Published on 24/11/2015

Affable former Lisbon mayor and now Portuguese prime minister Antonio Costa is a political veteran who is far more popular than his Socialist Party which toppled the conservative government in a dramatic vote.

A seasoned negotiator, the 54-year-old Costa tied up with Communists, Greens and the Left Bloc — which is close to Greece’s governing Syriza — to ultimately oust the 11-day-old conservative minority government.

The anti-austerity alliance is the first of its kind since the birth of a democratic Portugal, and had seemed unimaginable just weeks ago due to differences between the groups.

But it pulled off the feat by beating former prime minister Pedro Passos Coelho’s centre-right coalition — which had won the October 4 election but lost an absolute majority — in a parliamentary vote on November 11.
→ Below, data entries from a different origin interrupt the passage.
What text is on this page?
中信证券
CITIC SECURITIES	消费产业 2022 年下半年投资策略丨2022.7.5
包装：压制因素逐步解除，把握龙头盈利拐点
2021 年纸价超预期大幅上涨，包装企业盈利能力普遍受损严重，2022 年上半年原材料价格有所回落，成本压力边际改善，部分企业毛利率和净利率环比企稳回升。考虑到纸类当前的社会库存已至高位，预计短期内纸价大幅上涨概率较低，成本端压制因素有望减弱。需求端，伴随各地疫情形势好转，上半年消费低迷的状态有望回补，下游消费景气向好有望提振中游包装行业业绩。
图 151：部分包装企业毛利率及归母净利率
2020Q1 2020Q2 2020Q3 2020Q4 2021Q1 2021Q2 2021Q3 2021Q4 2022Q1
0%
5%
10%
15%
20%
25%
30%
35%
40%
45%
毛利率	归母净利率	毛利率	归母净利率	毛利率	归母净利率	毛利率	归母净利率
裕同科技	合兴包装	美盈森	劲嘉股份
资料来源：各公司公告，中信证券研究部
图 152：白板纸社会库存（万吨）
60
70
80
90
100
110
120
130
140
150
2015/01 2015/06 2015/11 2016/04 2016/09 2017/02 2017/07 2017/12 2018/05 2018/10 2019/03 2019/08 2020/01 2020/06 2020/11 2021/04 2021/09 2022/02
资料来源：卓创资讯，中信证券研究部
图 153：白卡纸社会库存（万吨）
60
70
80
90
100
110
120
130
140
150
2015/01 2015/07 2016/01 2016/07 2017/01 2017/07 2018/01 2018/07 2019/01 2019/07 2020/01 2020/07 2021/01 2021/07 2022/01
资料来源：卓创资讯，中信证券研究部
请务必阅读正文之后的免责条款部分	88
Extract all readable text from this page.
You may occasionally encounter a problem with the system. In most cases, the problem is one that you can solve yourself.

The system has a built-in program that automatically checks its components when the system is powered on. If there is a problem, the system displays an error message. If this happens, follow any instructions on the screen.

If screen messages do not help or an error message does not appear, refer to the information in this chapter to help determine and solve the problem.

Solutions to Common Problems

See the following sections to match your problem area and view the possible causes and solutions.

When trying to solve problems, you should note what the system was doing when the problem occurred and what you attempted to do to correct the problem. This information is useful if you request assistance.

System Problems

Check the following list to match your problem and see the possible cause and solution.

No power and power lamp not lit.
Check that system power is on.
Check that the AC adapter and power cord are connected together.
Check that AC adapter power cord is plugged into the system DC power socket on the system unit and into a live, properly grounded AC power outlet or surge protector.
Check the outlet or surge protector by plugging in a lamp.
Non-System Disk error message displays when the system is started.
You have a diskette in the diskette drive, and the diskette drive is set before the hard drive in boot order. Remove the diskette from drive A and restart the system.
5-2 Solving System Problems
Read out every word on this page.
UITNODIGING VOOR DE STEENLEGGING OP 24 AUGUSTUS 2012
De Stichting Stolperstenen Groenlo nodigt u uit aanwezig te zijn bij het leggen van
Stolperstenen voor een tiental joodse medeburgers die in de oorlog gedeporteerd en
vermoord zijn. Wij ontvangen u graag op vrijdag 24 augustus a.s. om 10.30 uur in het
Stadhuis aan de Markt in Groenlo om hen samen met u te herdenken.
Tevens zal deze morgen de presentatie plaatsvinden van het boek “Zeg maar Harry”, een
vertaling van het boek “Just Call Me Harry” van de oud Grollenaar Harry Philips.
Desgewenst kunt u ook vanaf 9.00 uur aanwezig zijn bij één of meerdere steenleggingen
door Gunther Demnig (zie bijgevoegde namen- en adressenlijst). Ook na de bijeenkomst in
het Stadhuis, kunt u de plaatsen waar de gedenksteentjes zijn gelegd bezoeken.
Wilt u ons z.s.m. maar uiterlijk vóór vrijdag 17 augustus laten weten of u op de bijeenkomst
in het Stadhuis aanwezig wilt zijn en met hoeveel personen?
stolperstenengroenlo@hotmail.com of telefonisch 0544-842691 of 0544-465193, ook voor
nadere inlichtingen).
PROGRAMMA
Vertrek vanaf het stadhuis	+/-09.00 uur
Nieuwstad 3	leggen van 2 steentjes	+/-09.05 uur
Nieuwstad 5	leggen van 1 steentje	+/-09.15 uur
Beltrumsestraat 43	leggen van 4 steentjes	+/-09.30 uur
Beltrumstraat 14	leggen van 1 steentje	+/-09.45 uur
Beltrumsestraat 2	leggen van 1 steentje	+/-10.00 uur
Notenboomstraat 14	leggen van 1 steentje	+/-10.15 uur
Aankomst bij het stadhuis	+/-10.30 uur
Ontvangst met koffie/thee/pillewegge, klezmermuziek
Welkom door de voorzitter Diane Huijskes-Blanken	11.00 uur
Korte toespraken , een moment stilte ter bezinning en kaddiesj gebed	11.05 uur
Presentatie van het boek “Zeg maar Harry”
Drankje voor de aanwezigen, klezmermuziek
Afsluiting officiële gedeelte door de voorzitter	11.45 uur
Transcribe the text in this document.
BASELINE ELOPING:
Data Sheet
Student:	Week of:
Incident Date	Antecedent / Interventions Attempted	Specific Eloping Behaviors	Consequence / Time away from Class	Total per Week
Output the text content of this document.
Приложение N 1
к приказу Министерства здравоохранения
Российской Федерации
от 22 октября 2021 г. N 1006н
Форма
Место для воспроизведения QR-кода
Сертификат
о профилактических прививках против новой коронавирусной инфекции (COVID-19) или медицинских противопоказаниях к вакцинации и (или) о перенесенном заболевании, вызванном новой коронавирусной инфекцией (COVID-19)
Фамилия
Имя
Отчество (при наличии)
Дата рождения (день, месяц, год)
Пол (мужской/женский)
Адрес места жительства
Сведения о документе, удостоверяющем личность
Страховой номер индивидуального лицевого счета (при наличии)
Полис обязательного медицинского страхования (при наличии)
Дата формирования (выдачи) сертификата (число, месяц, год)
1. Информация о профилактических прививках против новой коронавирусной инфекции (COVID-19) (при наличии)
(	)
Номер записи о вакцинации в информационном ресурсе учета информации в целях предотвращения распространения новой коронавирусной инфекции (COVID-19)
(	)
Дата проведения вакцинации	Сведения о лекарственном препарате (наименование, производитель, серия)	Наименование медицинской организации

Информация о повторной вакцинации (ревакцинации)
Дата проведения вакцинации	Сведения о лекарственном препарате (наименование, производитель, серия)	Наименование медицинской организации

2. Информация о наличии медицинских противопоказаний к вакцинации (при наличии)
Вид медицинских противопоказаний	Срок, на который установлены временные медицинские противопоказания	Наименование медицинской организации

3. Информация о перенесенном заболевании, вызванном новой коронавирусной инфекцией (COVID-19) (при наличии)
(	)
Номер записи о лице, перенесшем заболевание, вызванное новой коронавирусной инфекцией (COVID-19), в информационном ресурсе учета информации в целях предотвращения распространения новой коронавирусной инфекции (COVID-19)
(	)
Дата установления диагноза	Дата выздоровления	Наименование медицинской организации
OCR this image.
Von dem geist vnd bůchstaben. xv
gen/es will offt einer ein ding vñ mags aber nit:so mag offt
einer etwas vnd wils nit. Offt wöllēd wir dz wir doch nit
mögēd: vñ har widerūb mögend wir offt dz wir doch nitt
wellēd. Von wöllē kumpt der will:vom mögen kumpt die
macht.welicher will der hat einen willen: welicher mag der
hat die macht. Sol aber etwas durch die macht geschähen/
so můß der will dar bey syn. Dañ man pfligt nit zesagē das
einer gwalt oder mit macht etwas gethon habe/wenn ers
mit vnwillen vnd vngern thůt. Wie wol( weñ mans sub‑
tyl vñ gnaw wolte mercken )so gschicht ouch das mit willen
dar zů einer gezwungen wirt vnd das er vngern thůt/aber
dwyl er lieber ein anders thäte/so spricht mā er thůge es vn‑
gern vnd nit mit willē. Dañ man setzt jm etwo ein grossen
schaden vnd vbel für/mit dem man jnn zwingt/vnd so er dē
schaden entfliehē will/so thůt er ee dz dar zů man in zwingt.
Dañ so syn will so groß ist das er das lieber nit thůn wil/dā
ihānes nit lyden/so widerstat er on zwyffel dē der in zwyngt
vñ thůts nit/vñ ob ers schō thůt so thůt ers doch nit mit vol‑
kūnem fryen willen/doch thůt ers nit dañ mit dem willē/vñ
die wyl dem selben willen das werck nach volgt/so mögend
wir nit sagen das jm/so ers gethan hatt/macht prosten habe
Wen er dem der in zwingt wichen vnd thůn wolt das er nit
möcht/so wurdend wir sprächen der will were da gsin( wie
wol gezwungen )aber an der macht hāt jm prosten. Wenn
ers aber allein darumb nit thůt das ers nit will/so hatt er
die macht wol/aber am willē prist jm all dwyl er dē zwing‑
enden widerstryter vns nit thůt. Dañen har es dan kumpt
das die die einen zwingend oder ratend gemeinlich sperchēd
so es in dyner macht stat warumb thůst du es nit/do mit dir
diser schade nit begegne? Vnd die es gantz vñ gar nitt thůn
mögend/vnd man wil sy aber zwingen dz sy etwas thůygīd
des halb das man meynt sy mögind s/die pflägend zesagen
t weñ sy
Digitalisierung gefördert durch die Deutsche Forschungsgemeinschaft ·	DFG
Costa, who was born on February 17, 1961 in Lisbon, joined the youth chapter of the Socialist party at 14 — not surprising for a boy whose mother Maria Antonia Palla was a socialist and a journalist and his father, Orlando da Costa, was a well-known Communist writer.

A descendent of a patrician family in the former Portuguese colony of Goa in India, Costa’s easygoing manner won him admirers and saw him rising rapidly through the ranks.

Nicknamed “Babush” or “kid” in Konkani, the native language of Goa, Costa however confesses to having a temper but says he lets out his anger.

“One thing is sure, I don’t let things fester,” he said.

– ‘Always deliver more than I promise’ –

At 34, he was named secretary of state for parliamentary affairs and then served as justice minister between 1999 and 2002.

He then did a short one-year stint at the European Parliament in 2004, resigning to become minister of state and internal administration in the government of Jose Socrates. He resigned in 2007 to become Lisbon’s mayor.

Despite being hamstrung by the fact that the Socialists were in charge when Portugal had to go cap in hand to Europe and the IMF in 2011, Costa vowed to lift the country off its knees in the same way as he raised spirits in the capital, moving his office into the drug and prostitution-infested Mouraria area when he first came to power in 2007.

To add to his problems, everywhere he turns is the spectre of his old mentor Jose Socrates — the former socialist prime minister who had been put under house arrest accused of corruption, money laundering and tax evasion.

Costa, tried to surf the anti-austerity wave sweeping Europe after Greek premier Alexis Tsipras first took power in Athens earlier this year, but as Syriza’s radical ambitions unravelled in the face of German intransigence, he has been back-peddling wildly.

“The Socialist Party is not Syriza,” he has been forced to insist to counter government claims that the left’s return to power would lead to a repeat of tax and spend policies.

In an attempt to head off the critics, Costa — who likes to relax by doing 1,000-piece jigsaw puzzles — produced costings for his campaign promises, including a return to a 35-hour week for public servants and a rise in the minimum wage.

“I always deliver more than I promise,” he declared, pointing to his record as mayor of Lisbon, where he was elected three times, with a bigger majority each time.

But it is for his constant smile and his common touch as a lover of Portugal’s twin passions of football and fado that he is best known.

Now the question remains whether he and his alliance will be up to the huge challenges facing them and effectively end weeks of political turmoil.